I've written a working program in Python that basically parses a batch of binary files, extracting data into a data structure. Each file takes around a second to parse, which translates to hours for thousands of files. I've successfully implemented a threaded version of the batch parsing method with an adjustable number of threads. I tested the method on 100 files with a varying number of threads, timing each run. Here are the results (0 threads refers to my original, pre-threading code, 1 threads to the new version run with a single thread spawned).
0 threads: 83.842 seconds 1 threads: 78.777 seconds 2 threads: 105.032 seconds 3 threads: 109.965 seconds 4 threads: 108.956 seconds 5 threads: 109.646 seconds 6 threads: 109.520 seconds 7 threads: 110.457 seconds 8 threads: 111.658 seconds Though spawning a thread confers a small performance increase over having the main thread do all the work, increasing the number of threads actually decreases performance. I would have expected to see performance increases, at least up to four threads (one for each of my machine's cores). I know threads have associated overhead, but I didn't think this would matter so much with single-digit numbers of threads.

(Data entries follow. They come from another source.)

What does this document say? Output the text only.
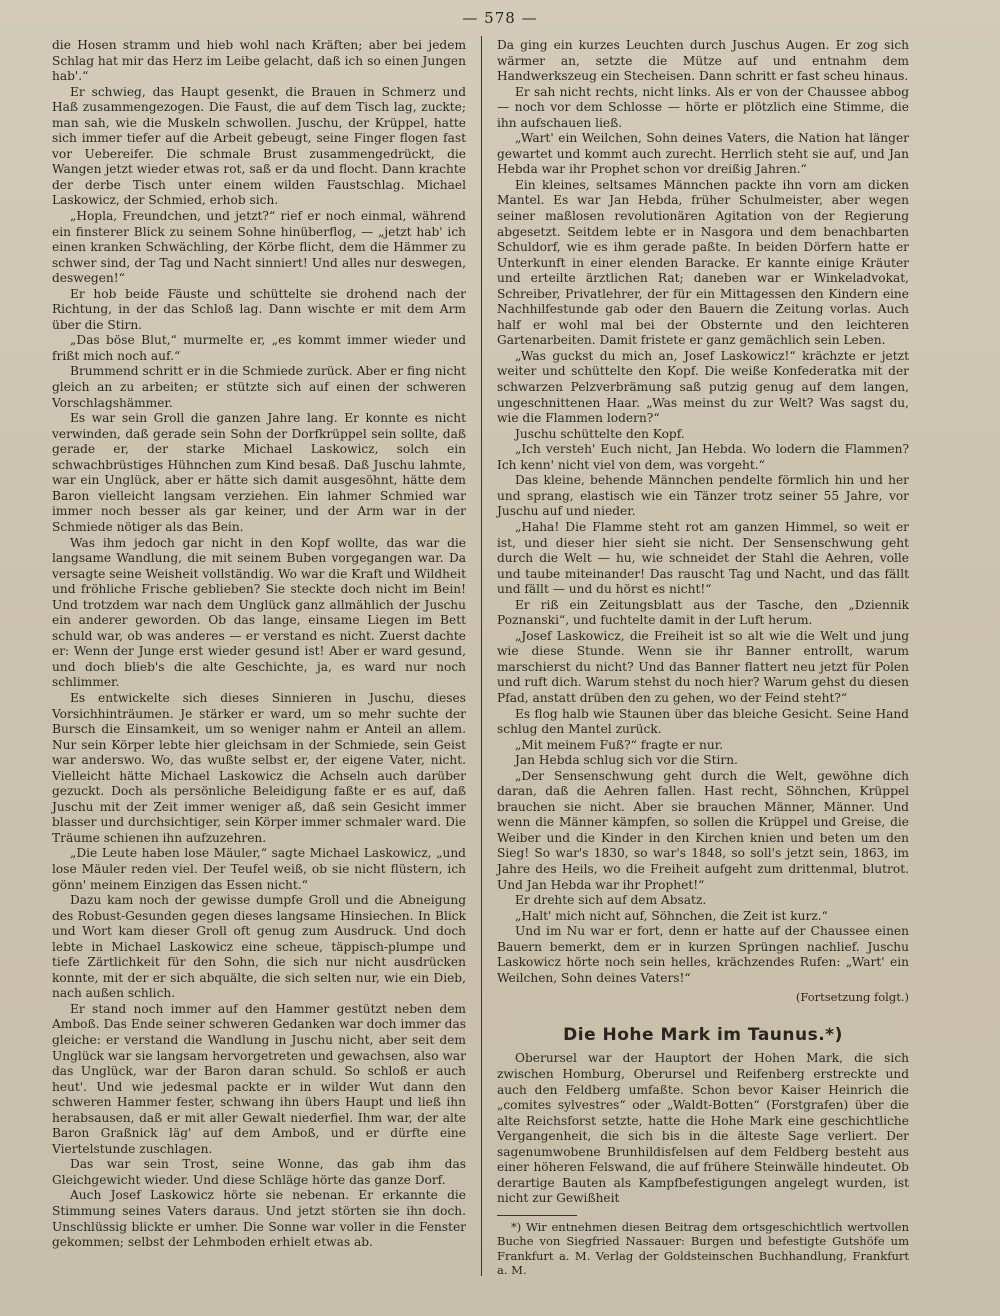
— 578 —

die Hosen stramm und hieb wohl nach Kräften; aber bei jedem Schlag hat mir das Herz im Leibe gelacht, daß ich so einen Jungen hab'.“

Er schwieg, das Haupt gesenkt, die Brauen in Schmerz und Haß zusammengezogen. Die Faust, die auf dem Tisch lag, zuckte; man sah, wie die Muskeln schwollen. Juschu, der Krüppel, hatte sich immer tiefer auf die Arbeit gebeugt, seine Finger flogen fast vor Uebereifer. Die schmale Brust zusammengedrückt, die Wangen jetzt wieder etwas rot, saß er da und flocht. Dann krachte der derbe Tisch unter einem wilden Faustschlag. Michael Laskowicz, der Schmied, erhob sich.

„Hopla, Freundchen, und jetzt?“ rief er noch einmal, während ein finsterer Blick zu seinem Sohne hinüberflog, — „jetzt hab' ich einen kranken Schwächling, der Körbe flicht, dem die Hämmer zu schwer sind, der Tag und Nacht sinniert! Und alles nur deswegen, deswegen!“

Er hob beide Fäuste und schüttelte sie drohend nach der Richtung, in der das Schloß lag. Dann wischte er mit dem Arm über die Stirn.

„Das böse Blut,“ murmelte er, „es kommt immer wieder und frißt mich noch auf.“

Brummend schritt er in die Schmiede zurück. Aber er fing nicht gleich an zu arbeiten; er stützte sich auf einen der schweren Vorschlagshämmer.

Es war sein Groll die ganzen Jahre lang. Er konnte es nicht verwinden, daß gerade sein Sohn der Dorfkrüppel sein sollte, daß gerade er, der starke Michael Laskowicz, solch ein schwachbrüstiges Hühnchen zum Kind besaß. Daß Juschu lahmte, war ein Unglück, aber er hätte sich damit ausgesöhnt, hätte dem Baron vielleicht langsam verziehen. Ein lahmer Schmied war immer noch besser als gar keiner, und der Arm war in der Schmiede nötiger als das Bein.

Was ihm jedoch gar nicht in den Kopf wollte, das war die langsame Wandlung, die mit seinem Buben vorgegangen war. Da versagte seine Weisheit vollständig. Wo war die Kraft und Wildheit und fröhliche Frische geblieben? Sie steckte doch nicht im Bein! Und trotzdem war nach dem Unglück ganz allmählich der Juschu ein anderer geworden. Ob das lange, einsame Liegen im Bett schuld war, ob was anderes — er verstand es nicht. Zuerst dachte er: Wenn der Junge erst wieder gesund ist! Aber er ward gesund, und doch blieb's die alte Geschichte, ja, es ward nur noch schlimmer.

Es entwickelte sich dieses Sinnieren in Juschu, dieses Vorsichhinträumen. Je stärker er ward, um so mehr suchte der Bursch die Einsamkeit, um so weniger nahm er Anteil an allem. Nur sein Körper lebte hier gleichsam in der Schmiede, sein Geist war anderswo. Wo, das wußte selbst er, der eigene Vater, nicht. Vielleicht hätte Michael Laskowicz die Achseln auch darüber gezuckt. Doch als persönliche Beleidigung faßte er es auf, daß Juschu mit der Zeit immer weniger aß, daß sein Gesicht immer blasser und durchsichtiger, sein Körper immer schmaler ward. Die Träume schienen ihn aufzuzehren.

„Die Leute haben lose Mäuler,“ sagte Michael Laskowicz, „und lose Mäuler reden viel. Der Teufel weiß, ob sie nicht flüstern, ich gönn' meinem Einzigen das Essen nicht.“

Dazu kam noch der gewisse dumpfe Groll und die Abneigung des Robust-Gesunden gegen dieses langsame Hinsiechen. In Blick und Wort kam dieser Groll oft genug zum Ausdruck. Und doch lebte in Michael Laskowicz eine scheue, täppisch-plumpe und tiefe Zärtlichkeit für den Sohn, die sich nur nicht ausdrücken konnte, mit der er sich abquälte, die sich selten nur, wie ein Dieb, nach außen schlich.

Er stand noch immer auf den Hammer gestützt neben dem Amboß. Das Ende seiner schweren Gedanken war doch immer das gleiche: er verstand die Wandlung in Juschu nicht, aber seit dem Unglück war sie langsam hervorgetreten und gewachsen, also war das Unglück, war der Baron daran schuld. So schloß er auch heut'. Und wie jedesmal packte er in wilder Wut dann den schweren Hammer fester, schwang ihn übers Haupt und ließ ihn herabsausen, daß er mit aller Gewalt niederfiel. Ihm war, der alte Baron Graßnick läg' auf dem Amboß, und er dürfte eine Viertelstunde zuschlagen.

Das war sein Trost, seine Wonne, das gab ihm das Gleichgewicht wieder. Und diese Schläge hörte das ganze Dorf.

Auch Josef Laskowicz hörte sie nebenan. Er erkannte die Stimmung seines Vaters daraus. Und jetzt störten sie ihn doch. Unschlüssig blickte er umher. Die Sonne war voller in die Fenster gekommen; selbst der Lehmboden erhielt etwas ab.

Da ging ein kurzes Leuchten durch Juschus Augen. Er zog sich wärmer an, setzte die Mütze auf und entnahm dem Handwerkszeug ein Stecheisen. Dann schritt er fast scheu hinaus.

Er sah nicht rechts, nicht links. Als er von der Chaussee abbog — noch vor dem Schlosse — hörte er plötzlich eine Stimme, die ihn aufschauen ließ.

„Wart' ein Weilchen, Sohn deines Vaters, die Nation hat länger gewartet und kommt auch zurecht. Herrlich steht sie auf, und Jan Hebda war ihr Prophet schon vor dreißig Jahren.“

Ein kleines, seltsames Männchen packte ihn vorn am dicken Mantel. Es war Jan Hebda, früher Schulmeister, aber wegen seiner maßlosen revolutionären Agitation von der Regierung abgesetzt. Seitdem lebte er in Nasgora und dem benachbarten Schuldorf, wie es ihm gerade paßte. In beiden Dörfern hatte er Unterkunft in einer elenden Baracke. Er kannte einige Kräuter und erteilte ärztlichen Rat; daneben war er Winkeladvokat, Schreiber, Privatlehrer, der für ein Mittagessen den Kindern eine Nachhilfestunde gab oder den Bauern die Zeitung vorlas. Auch half er wohl mal bei der Obsternte und den leichteren Gartenarbeiten. Damit fristete er ganz gemächlich sein Leben.

„Was guckst du mich an, Josef Laskowicz!“ krächzte er jetzt weiter und schüttelte den Kopf. Die weiße Konfederatka mit der schwarzen Pelzverbrämung saß putzig genug auf dem langen, ungeschnittenen Haar. „Was meinst du zur Welt? Was sagst du, wie die Flammen lodern?“

Juschu schüttelte den Kopf.

„Ich versteh' Euch nicht, Jan Hebda. Wo lodern die Flammen? Ich kenn' nicht viel von dem, was vorgeht.“

Das kleine, behende Männchen pendelte förmlich hin und her und sprang, elastisch wie ein Tänzer trotz seiner 55 Jahre, vor Juschu auf und nieder.

„Haha! Die Flamme steht rot am ganzen Himmel, so weit er ist, und dieser hier sieht sie nicht. Der Sensenschwung geht durch die Welt — hu, wie schneidet der Stahl die Aehren, volle und taube miteinander! Das rauscht Tag und Nacht, und das fällt und fällt — und du hörst es nicht!“

Er riß ein Zeitungsblatt aus der Tasche, den „Dziennik Poznanski“, und fuchtelte damit in der Luft herum.

„Josef Laskowicz, die Freiheit ist so alt wie die Welt und jung wie diese Stunde. Wenn sie ihr Banner entrollt, warum marschierst du nicht? Und das Banner flattert neu jetzt für Polen und ruft dich. Warum stehst du noch hier? Warum gehst du diesen Pfad, anstatt drüben den zu gehen, wo der Feind steht?“

Es flog halb wie Staunen über das bleiche Gesicht. Seine Hand schlug den Mantel zurück.

„Mit meinem Fuß?“ fragte er nur.

Jan Hebda schlug sich vor die Stirn.

„Der Sensenschwung geht durch die Welt, gewöhne dich daran, daß die Aehren fallen. Hast recht, Söhnchen, Krüppel brauchen sie nicht. Aber sie brauchen Männer, Männer. Und wenn die Männer kämpfen, so sollen die Krüppel und Greise, die Weiber und die Kinder in den Kirchen knien und beten um den Sieg! So war's 1830, so war's 1848, so soll's jetzt sein, 1863, im Jahre des Heils, wo die Freiheit aufgeht zum drittenmal, blutrot. Und Jan Hebda war ihr Prophet!“

Er drehte sich auf dem Absatz.

„Halt' mich nicht auf, Söhnchen, die Zeit ist kurz.“

Und im Nu war er fort, denn er hatte auf der Chaussee einen Bauern bemerkt, dem er in kurzen Sprüngen nachlief. Juschu Laskowicz hörte noch sein helles, krächzendes Rufen: „Wart' ein Weilchen, Sohn deines Vaters!“

(Fortsetzung folgt.)

Die Hohe Mark im Taunus.*)

Oberursel war der Hauptort der Hohen Mark, die sich zwischen Homburg, Oberursel und Reifenberg erstreckte und auch den Feldberg umfaßte. Schon bevor Kaiser Heinrich die „comites sylvestres“ oder „Waldt-Botten“ (Forstgrafen) über die alte Reichsforst setzte, hatte die Hohe Mark eine geschichtliche Vergangenheit, die sich bis in die älteste Sage verliert. Der sagenumwobene Brunhildisfelsen auf dem Feldberg besteht aus einer höheren Felswand, die auf frühere Steinwälle hindeutet. Ob derartige Bauten als Kampfbefestigungen angelegt wurden, ist nicht zur Gewißheit

*) Wir entnehmen diesen Beitrag dem ortsgeschichtlich wertvollen Buche von Siegfried Nassauer: Burgen und befestigte Gutshöfe um Frankfurt a. M. Verlag der Goldsteinschen Buchhandlung, Frankfurt a. M.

I've heard of the "global interpreter lock", but as I move up to four threads I do see the corresponding number of cores at work--with two threads two cores show activity during parsing, and so on.
I also tested some different versions of the parsing code to see if my program is IO bound. It doesn't seem to be; just reading in the file takes a relatively small proportion of time; processing the file is almost all of it. If I don't do the IO and process an already-read version of a file, I adding a second thread damages performance and a third thread improves it slightly. I'm just wondering why I can't take advantage of my computer's multiple cores to speed things up. Please post any questions or ways I could clarify.